After 50 years of marriage and having three sons who are now grown, Jenkins said he's learned what is really valuable.
"When we look back on what's important to us. It has nothing to do with fame, or popularity, or success, or money or anything. It's really our relationship with God and our relationship with people — our families and the people we love,” Jenkins assured.
"Somebody said that 'Nobody's going to say on their deathbed they wish they'd spent more time at the office.' Everybody's regrets have to do with not spending enough time with the people that they love and care about,” he shared. “So I find, when I am reflective, I think about what's really important in this life, and it has nothing to do with things; it has all to do with people.”
Jenkins said he wants his new novel, The Chosen, to direct people to pursue God.
"I really would love to have the same response that I know Dallas is looking for from the TV series. That is that people do not substitute this for their Bible — that they go back to their Bible, check it out, see what it says. Go back to church, return to their relationship with God or begin a relationship with God,” He said.
"The whole point of this series and the books is to show how God makes people something other than what they've been. That how they encounter Jesus. He changes them, transforms them forever. That's available for anybody today. So that's what we want the takeaway value to be.”

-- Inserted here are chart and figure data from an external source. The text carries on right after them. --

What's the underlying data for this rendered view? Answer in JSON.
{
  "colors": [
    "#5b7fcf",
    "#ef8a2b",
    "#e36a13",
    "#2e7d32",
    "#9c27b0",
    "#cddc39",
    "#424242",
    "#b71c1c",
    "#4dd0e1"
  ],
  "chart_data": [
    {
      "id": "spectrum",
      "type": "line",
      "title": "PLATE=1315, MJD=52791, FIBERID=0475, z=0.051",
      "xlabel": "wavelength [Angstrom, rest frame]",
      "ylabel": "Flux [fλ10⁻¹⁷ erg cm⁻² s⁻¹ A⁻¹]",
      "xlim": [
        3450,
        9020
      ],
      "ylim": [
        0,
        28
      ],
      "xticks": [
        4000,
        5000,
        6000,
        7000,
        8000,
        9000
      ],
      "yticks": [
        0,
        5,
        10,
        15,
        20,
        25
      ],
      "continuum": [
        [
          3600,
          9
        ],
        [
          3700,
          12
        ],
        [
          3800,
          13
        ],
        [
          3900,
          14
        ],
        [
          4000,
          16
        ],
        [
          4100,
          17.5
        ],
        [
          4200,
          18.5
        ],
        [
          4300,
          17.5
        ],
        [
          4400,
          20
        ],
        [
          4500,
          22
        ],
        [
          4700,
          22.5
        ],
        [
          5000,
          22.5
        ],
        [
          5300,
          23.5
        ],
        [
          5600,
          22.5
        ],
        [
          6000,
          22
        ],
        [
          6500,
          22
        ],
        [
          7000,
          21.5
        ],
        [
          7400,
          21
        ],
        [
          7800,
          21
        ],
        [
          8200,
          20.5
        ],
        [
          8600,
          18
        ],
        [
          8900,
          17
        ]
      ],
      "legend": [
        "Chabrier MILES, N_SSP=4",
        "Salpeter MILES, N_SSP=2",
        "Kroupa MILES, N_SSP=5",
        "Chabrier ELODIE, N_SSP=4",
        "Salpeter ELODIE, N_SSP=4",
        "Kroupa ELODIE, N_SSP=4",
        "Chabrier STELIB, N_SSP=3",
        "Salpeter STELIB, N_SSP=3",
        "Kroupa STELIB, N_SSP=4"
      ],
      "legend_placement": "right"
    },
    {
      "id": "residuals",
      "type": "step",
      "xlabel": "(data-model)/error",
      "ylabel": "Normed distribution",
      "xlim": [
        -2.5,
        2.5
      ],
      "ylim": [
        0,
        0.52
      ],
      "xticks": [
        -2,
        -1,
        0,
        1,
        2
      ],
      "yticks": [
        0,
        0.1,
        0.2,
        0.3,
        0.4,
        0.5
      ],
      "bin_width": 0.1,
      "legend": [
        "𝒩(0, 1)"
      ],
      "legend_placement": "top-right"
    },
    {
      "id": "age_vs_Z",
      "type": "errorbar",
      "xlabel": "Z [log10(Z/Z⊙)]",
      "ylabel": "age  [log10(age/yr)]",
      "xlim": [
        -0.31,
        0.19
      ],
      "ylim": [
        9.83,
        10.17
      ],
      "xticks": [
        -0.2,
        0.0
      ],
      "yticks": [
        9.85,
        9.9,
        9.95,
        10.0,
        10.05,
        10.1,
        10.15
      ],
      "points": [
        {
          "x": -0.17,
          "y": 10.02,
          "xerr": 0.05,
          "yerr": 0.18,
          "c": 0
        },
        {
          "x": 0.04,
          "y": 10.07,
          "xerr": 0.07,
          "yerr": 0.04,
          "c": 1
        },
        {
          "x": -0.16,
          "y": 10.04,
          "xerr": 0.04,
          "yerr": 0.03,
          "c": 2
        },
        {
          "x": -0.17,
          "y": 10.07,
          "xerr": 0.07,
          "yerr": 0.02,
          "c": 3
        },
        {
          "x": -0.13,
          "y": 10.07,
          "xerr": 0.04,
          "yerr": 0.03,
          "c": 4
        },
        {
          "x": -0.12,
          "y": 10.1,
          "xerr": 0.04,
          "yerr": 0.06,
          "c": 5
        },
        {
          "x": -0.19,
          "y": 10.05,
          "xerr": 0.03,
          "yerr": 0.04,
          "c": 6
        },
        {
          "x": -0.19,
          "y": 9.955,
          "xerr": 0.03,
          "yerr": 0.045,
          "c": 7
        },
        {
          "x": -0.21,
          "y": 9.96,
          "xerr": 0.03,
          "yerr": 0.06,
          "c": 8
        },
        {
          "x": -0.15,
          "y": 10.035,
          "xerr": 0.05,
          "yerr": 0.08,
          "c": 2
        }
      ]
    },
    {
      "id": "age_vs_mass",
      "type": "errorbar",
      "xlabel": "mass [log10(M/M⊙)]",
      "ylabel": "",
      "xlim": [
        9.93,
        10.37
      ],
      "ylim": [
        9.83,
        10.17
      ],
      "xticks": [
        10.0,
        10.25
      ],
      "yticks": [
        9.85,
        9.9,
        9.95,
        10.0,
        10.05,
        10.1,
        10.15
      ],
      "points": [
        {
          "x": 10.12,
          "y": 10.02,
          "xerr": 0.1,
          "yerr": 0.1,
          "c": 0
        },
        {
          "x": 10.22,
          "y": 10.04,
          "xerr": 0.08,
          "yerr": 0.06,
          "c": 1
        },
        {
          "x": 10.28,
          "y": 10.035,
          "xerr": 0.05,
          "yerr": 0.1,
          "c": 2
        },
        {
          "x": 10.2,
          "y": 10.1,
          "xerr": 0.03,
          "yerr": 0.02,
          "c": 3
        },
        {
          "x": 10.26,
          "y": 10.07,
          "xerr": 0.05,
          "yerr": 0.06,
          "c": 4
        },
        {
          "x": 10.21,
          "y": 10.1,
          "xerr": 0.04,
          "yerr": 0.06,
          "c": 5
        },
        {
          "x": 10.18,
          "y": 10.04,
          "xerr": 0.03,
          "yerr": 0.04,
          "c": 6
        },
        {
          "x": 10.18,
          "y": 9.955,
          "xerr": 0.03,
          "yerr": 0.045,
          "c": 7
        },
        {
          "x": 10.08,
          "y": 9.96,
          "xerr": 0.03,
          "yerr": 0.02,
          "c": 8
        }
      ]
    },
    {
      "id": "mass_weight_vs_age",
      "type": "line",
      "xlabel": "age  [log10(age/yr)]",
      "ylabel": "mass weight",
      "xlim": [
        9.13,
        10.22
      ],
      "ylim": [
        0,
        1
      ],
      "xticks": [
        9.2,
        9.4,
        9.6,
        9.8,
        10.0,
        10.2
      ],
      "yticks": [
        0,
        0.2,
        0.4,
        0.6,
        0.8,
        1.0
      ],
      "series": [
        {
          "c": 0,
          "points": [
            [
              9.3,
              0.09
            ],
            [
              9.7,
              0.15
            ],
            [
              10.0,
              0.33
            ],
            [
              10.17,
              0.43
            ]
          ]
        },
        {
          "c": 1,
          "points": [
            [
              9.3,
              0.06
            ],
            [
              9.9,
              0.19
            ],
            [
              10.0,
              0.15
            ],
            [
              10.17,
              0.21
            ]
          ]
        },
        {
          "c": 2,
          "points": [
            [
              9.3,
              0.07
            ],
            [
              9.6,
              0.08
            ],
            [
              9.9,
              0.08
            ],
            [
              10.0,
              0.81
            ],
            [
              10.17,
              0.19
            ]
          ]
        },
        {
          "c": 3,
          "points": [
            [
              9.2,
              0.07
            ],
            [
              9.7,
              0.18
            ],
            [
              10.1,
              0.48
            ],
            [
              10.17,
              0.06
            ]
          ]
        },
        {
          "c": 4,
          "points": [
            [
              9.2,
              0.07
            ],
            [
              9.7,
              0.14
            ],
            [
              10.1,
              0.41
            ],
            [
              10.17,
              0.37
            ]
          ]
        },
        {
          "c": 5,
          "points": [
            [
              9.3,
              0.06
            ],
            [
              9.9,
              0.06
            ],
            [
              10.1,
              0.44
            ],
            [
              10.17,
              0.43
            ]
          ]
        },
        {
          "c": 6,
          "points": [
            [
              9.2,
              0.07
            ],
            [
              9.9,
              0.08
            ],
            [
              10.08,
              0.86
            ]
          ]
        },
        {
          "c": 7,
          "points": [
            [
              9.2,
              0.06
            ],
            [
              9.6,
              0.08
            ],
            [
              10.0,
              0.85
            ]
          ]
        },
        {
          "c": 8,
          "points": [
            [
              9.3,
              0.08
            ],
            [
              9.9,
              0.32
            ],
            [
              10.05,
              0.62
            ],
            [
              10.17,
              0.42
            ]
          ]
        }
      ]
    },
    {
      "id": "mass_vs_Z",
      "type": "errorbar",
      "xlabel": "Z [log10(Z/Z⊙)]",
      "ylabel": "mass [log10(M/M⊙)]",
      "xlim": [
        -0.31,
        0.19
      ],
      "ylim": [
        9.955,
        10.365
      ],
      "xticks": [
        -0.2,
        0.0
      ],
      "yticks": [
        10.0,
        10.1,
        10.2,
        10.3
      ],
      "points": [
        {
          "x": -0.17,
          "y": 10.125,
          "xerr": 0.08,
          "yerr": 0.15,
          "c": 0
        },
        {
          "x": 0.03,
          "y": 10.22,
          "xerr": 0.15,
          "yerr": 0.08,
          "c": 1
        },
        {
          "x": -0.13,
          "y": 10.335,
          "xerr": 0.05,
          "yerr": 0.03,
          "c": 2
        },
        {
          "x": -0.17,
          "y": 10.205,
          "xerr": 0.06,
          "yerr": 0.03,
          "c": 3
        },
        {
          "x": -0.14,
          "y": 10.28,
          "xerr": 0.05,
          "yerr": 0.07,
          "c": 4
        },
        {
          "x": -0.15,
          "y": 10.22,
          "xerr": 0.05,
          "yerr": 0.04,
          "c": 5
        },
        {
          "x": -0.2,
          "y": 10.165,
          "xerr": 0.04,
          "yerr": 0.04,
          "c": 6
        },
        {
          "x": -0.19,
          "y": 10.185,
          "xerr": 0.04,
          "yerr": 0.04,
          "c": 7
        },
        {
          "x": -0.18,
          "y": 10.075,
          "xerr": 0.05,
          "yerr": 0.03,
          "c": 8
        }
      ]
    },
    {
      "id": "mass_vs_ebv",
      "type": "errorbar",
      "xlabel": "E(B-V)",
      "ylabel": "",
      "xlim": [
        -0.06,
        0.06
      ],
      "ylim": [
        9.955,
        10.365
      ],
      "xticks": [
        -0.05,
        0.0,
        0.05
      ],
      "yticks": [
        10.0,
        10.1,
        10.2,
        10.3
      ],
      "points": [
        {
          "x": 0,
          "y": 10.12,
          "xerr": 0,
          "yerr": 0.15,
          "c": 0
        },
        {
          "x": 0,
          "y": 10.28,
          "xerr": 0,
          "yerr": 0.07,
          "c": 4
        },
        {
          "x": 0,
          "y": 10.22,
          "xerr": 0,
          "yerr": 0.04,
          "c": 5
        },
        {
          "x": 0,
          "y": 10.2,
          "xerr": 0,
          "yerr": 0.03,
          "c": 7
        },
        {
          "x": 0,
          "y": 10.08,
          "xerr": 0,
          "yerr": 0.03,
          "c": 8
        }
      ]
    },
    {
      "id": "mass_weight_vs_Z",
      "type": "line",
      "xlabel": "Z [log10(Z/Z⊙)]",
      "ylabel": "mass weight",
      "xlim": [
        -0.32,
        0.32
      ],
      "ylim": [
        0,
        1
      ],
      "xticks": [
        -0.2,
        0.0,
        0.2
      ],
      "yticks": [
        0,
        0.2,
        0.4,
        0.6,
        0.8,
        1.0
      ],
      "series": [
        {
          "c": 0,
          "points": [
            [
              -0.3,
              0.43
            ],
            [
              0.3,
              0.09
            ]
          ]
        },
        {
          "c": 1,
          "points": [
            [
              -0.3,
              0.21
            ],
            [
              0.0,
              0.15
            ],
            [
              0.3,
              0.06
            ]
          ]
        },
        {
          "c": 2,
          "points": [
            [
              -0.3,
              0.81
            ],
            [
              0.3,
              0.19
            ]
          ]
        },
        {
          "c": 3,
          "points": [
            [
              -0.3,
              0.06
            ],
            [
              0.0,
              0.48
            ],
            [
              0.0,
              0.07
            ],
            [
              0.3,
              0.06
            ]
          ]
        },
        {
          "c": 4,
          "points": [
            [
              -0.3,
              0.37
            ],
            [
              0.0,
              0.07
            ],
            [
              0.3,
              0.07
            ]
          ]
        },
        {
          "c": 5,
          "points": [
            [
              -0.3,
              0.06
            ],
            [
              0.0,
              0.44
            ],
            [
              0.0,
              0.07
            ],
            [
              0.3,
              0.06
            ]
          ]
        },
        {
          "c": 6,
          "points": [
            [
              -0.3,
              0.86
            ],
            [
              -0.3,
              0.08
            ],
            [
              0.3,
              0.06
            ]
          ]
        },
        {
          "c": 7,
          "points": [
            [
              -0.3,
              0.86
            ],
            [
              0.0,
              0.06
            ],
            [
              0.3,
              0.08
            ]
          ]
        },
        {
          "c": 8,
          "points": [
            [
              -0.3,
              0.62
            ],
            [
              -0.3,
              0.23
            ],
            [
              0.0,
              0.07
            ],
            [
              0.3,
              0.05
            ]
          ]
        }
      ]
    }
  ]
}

2020 was eye-opening to everyone, Jenkins added, noting that he hopes everyone learned the true value of life and family.
"2020, obviously, was a very sobering year, and in many ways, it pushed us back into the 1950s when people stayed home a lot and didn't have things that could record their television. If they wanted to see something, they had to watch it when it was on. They played a lot of games; they talked to each other, they interacted. So there were some upsides to that.” Jenkins said of the pandemic lockdowns.
Having written close to 200 books and been a writer for much in life, Jenkins concluded the interview by saying that his greatest accomplishment is his relationships with those around him.
"I think I want on my tombstone to say that I was a good husband and father and grandfather,” Jenkins added. “It comes down to people. There may be some accolades about how many books I have written or sold or that type of thing. But again, that's not the important thing. The important thing is: What did you do with whatever gifts God gave you? And how did you treat the people that mean the most to you?”
The Chosen: I Have Called You By Nameis now available to order wherever books are sold.